Film Review

Hellraiser 4: Bloodline

I recently binge watched all the Hellraiser sequels and man, they are one wild ride. One of my favourites is the fourth one, titled Bloodline, that traces a family lineage from French silly wig times where a toymaker first crafts the evil puzzle box for a dark magician, who initially conjures up Pinhead and his homies. The film traces this genesis into the 90’s art-world scene in a big city where the cube has been embedded into the architectural foundation of a skyscraper where it causes havoc, and then yet another timeline far, far into the future where a scientist on a massive deep space station experiments on the box, trying to put a stop to Pinhead and close the hellish portal for good.

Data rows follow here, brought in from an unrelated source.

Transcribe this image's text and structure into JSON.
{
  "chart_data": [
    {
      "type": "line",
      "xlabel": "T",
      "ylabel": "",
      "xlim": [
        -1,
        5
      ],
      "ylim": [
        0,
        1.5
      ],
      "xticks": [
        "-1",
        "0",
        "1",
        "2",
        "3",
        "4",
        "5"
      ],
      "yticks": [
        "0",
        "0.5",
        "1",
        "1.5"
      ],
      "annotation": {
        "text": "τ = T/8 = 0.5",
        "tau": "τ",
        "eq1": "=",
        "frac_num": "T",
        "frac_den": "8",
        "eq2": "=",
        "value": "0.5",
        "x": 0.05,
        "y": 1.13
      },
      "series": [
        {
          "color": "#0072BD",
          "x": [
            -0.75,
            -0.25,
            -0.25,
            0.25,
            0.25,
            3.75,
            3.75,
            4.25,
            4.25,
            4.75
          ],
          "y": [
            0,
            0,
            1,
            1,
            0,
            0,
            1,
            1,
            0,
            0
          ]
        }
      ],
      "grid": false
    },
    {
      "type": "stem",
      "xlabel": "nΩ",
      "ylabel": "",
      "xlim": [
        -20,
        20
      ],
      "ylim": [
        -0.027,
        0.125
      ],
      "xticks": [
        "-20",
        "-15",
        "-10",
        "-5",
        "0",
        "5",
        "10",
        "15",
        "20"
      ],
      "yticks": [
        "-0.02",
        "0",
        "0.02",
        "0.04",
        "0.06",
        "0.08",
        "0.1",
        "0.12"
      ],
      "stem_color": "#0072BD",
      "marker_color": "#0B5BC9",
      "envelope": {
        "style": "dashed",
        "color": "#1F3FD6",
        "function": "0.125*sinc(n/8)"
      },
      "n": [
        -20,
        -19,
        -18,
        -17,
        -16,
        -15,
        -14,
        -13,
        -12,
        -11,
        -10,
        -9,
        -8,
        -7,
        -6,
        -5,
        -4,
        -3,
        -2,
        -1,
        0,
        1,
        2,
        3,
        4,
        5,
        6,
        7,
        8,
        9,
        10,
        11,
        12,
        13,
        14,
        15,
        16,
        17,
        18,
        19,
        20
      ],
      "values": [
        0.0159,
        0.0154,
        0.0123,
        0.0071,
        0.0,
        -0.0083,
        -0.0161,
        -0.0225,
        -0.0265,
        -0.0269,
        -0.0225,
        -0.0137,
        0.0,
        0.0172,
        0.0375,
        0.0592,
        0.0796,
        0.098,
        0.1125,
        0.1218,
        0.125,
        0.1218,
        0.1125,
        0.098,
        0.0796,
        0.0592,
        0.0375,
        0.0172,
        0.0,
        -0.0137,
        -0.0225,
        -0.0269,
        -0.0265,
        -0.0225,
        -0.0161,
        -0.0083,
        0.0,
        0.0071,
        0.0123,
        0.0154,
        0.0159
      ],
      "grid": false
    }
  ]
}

It’s an ambitious, wildly entertaining, boundlessly imaginative sequel that covers thousands of years and many characters including a sultry demon princess (Valentina Vargas) who is first summoned in French silly wig era by a very young Adam Scott, who wishes he never met her. She’s terrific and adds a sort of supernatural femme fatale aesthetic to the mythos. Doug Bradley is off the chain here and this is by far my favourite of his Pinhead turns in any of the films. He gets a whopping amount of screen time (often not the case in these sequels) and is a terrifying, antagonistic asshole who feels like an actual tangible threat here instead of his sometimes illusory, half-there half-not theatrical presence. I appreciate such ambition in horror sequels, where the same retread or motifs aren’t just tiredly recycled through new characters and settings, but actual innovation is employed and new lore is pioneered into the canon. The outer space stuff is a fucking blast, as the team of mercenaries played by recognizable faces (Christine Harnos & Pat Skipper are awesome) race against time to find the scientist before all hell breaks loose where no one can hear you scream. The finale is a jaw dropper and one of the most creative moments in the entire franchise as the space station becomes… something more, it’s a slow-clap moment of adrenaline pumping sound and fury and, in a way, the final narrative beat of the entire Hellraiser legacy, despite the fact that there are many more films to come. I would say this is tied with the second film, Hellbound, as my favourite in the series, it’s so well structured, gory as ever, creatively inspired and just so much fun. Oh yeah and there’s a Cenobite dog, too! So badass.